Strategic Prevention Framework State Incentive Grant

Evaluation Design Peter Mulhall, Ph.D. and Beth Welbes, M.S.P.H.

Indicators / Measures Tools / Instruments / Data Sources Other Deliverables / Comments


  • Develop a reliable database of substance abuse prevention-related services funded by all state agencies
  • Develop and implement a methodology for data analysis that integrates need with services available across the State of Illinois.
  • Develop a data-driven plan substance abuse prevention in the State of Illinois.
  • Develop a data-driven plan for reducing risk factors, enhancing protective factors, and preventing the initiation, progression and negative consequences associated with substance abuse in each community selected for sub-recipient funding.

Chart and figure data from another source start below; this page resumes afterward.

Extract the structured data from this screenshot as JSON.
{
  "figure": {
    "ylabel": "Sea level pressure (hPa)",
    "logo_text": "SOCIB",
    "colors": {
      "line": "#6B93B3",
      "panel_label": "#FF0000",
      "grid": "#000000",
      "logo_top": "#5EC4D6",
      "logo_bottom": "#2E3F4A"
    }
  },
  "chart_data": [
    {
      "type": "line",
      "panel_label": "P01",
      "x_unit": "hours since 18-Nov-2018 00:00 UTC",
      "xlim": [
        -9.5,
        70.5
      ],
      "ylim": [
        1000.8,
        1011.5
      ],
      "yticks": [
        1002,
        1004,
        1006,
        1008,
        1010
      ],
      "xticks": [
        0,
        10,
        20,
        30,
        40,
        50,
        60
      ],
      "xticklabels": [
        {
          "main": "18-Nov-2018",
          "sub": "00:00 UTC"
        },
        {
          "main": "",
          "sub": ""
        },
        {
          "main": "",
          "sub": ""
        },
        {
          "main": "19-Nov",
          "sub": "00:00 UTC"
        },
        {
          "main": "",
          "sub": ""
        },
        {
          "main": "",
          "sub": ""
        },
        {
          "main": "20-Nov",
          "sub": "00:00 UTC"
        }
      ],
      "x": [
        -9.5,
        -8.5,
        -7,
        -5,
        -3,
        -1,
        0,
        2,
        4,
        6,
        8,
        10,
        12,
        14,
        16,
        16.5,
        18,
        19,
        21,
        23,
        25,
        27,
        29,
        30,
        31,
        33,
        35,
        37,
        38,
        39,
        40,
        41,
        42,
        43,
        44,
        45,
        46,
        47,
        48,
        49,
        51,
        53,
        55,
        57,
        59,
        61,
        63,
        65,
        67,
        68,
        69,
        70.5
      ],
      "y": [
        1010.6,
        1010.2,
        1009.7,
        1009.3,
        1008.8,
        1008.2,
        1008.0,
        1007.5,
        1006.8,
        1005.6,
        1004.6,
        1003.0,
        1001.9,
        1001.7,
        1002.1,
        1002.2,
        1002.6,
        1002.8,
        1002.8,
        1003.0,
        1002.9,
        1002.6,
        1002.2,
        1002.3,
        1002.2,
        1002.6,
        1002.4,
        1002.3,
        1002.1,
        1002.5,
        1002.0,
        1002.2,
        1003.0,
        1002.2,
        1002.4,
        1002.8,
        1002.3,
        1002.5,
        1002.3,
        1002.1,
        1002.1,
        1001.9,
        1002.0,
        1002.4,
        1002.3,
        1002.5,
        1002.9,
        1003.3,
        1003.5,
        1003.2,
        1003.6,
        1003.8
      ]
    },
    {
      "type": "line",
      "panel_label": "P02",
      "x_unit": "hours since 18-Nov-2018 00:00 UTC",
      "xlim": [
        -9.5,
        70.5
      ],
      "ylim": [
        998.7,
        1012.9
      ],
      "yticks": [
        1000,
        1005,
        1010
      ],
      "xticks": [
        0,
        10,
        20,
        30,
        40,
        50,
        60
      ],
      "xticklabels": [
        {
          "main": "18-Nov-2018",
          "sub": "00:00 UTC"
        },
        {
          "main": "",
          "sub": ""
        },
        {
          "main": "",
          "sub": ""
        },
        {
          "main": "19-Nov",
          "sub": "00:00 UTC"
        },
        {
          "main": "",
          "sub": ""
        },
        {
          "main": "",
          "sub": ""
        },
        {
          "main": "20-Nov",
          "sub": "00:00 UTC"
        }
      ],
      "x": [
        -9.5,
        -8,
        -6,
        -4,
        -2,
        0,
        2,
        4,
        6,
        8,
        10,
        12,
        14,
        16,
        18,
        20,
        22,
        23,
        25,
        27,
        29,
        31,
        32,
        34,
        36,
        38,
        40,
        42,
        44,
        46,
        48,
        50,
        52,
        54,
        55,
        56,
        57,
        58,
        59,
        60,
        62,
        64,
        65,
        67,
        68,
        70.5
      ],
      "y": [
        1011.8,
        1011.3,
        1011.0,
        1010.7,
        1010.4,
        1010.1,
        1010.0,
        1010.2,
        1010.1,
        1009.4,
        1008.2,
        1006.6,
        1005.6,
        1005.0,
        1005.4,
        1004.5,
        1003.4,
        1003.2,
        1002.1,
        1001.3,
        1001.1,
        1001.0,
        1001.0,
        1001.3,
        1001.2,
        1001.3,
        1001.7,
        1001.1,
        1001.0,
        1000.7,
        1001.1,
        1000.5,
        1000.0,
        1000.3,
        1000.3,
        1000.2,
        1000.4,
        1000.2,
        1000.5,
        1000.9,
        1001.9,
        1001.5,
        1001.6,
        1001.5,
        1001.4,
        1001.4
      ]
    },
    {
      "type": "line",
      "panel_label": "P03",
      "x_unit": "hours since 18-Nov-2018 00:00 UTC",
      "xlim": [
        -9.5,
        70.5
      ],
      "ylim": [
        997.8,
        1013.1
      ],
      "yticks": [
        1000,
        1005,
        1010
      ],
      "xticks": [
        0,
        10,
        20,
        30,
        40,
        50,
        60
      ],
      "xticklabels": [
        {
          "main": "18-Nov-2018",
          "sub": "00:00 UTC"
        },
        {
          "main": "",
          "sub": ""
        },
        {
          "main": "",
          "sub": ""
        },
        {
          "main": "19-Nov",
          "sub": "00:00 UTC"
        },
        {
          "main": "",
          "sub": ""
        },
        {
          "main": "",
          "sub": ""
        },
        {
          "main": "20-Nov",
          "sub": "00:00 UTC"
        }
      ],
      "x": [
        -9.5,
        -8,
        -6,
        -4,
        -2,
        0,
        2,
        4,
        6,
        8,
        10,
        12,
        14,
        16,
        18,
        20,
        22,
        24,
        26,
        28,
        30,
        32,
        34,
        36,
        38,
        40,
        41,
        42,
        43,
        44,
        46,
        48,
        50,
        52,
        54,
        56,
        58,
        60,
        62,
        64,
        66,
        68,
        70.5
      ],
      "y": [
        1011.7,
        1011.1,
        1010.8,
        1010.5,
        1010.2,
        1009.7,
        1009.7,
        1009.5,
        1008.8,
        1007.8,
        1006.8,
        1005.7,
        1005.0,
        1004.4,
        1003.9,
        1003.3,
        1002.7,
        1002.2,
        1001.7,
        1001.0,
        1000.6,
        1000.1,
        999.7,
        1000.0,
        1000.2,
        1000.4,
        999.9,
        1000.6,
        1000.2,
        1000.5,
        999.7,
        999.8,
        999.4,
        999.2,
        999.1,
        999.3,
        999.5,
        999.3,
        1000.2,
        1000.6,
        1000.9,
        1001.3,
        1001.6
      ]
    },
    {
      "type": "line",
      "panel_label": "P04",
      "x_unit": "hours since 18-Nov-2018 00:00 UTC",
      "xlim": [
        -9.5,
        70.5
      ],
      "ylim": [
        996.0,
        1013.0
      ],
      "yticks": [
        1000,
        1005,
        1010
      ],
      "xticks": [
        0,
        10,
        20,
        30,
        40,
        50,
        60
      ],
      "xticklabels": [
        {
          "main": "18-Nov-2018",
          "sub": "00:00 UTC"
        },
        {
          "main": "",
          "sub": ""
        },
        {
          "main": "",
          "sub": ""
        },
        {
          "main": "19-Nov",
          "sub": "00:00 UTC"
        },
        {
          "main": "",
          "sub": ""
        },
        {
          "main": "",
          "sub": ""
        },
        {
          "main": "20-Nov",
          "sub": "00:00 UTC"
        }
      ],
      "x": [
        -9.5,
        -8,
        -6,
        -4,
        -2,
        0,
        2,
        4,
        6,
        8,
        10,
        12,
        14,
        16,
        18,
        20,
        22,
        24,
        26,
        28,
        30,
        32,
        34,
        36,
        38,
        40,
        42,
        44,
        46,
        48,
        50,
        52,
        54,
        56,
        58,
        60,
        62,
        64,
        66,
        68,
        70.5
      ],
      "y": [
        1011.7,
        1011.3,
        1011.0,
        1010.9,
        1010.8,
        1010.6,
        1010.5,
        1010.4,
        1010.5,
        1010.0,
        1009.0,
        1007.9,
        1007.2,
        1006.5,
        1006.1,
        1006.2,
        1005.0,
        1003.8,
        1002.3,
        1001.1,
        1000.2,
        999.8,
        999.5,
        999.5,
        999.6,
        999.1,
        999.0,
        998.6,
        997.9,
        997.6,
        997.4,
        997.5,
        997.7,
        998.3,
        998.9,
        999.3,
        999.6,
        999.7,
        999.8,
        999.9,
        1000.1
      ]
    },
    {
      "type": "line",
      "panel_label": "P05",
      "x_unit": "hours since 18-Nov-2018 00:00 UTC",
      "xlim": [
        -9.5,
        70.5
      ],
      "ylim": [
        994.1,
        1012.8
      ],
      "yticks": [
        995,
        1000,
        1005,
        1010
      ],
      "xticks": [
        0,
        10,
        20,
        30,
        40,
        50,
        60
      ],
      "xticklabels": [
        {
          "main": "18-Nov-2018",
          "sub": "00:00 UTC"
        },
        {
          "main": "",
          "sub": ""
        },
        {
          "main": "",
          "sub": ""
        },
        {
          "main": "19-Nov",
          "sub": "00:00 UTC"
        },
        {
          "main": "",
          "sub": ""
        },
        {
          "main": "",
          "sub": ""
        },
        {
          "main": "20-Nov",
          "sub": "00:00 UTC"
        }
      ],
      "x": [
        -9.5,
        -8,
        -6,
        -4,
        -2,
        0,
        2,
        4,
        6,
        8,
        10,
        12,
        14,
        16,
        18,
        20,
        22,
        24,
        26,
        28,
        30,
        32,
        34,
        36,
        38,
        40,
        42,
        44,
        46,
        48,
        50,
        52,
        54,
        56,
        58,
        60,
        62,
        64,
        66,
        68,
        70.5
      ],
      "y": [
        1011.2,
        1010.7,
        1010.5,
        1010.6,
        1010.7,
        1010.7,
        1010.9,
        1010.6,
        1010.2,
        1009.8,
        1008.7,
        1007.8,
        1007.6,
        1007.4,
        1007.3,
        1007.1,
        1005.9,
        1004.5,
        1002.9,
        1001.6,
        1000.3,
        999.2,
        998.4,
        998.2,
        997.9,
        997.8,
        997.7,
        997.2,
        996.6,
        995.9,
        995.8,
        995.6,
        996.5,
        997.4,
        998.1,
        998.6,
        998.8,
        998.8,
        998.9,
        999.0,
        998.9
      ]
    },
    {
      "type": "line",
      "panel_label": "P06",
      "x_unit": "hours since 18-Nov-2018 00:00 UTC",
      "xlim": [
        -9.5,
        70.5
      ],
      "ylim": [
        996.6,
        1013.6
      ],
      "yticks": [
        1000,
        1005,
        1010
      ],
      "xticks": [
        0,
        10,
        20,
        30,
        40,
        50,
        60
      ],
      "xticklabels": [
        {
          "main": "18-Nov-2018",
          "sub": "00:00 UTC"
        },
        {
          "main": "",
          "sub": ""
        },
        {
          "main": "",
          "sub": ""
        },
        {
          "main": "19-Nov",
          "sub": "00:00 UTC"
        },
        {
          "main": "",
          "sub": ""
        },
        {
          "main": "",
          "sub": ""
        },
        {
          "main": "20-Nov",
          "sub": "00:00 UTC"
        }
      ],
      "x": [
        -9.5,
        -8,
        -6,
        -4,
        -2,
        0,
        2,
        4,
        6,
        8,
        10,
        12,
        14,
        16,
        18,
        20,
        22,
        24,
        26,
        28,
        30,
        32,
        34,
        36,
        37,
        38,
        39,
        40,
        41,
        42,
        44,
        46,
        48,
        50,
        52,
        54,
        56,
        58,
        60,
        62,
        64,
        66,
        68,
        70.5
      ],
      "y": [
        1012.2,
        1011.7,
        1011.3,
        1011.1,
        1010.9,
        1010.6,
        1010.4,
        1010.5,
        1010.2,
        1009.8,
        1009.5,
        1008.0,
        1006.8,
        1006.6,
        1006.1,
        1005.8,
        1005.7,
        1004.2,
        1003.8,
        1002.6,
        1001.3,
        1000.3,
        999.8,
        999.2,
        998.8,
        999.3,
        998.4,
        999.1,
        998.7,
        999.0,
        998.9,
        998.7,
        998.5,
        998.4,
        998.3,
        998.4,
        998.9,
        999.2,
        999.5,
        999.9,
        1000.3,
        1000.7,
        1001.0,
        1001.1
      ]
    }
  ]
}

  • Reduce use of alcohol in the PAST YEAR among youth age 10-20 by at least 10% within each sub-recipient community.
  • Reduce use of alcohol in the PAST MONTH among youth ages 10-20 by at least 10% within each sub-recipient community.
  • Demonstrate a reduction in at least one alcohol-related problem targeted by each sub-recipient community
  • Enhance collaboration between prevention, intervention, treatment and extended care providers at the state and sub-recipient level
  • Improve the coordination and integration of state data systems to guide decisions about where and how resources should be directed.
  • Demonstrate adoption of or endorsement of the Strategic Prevention Framework among Illinois agencies and organizations committed to substance abuse prevention.
  • Leverage existing state resources to enhance coordinated planning, service delivery, professional development, and evaluation infrastructure for substance abuse prevention.

State Level Evaluation:

  • Meeting Tracking and Key Milestones database
  • State Advisory Council Member Survey
  • State Epidemiogical Outcomes Workgroup Member Survey
  • Key Informant Interviews

Community Level Evaluation

  • Quarterly Grantee Reports
  • Grantee Assessment Reports
  • Grantee Strategic Plans
  • Strategic Plan Ratings
  • Implementation Fidelity Ratings
  • Grantee Implementation and Evaluation Plans
  • Semi Annual Community Level Instrument (CLI) Evaluation data obtained from the national evaluation contractor
  • Coalition Member Surveys
  • OnSite and Phone Key Informant Interviews

The community level grantees are expected to participate in three levels of evaluation:

Local evaluation is a step in the SPF. Funds for local data coaches are allowable expenses. These data coaches are intended to build local capacity to use data to guide decisions.

National cross-site evaluation is implemented through a federal contractor (Westat). Grantees are expected to submit National Outcome Measures annually and complete an online semi-annual progress report called the Community Level Instrument.

Cross-state evaluation is executed by CPRD. the goal of the cross-state evaluation is to provide an overview of what changed in local communities (based on objectives outlined in strategic plans), key accomplishments of community grantees, barriers experienced by community grantees and lessons learned about community level implementation of the SPF. CPRD relies heavily on the data already gathered for the national cross-site evaluation and documents submitted by grantees to DHS per contractual requirements to minimize data collection burden on community grantees.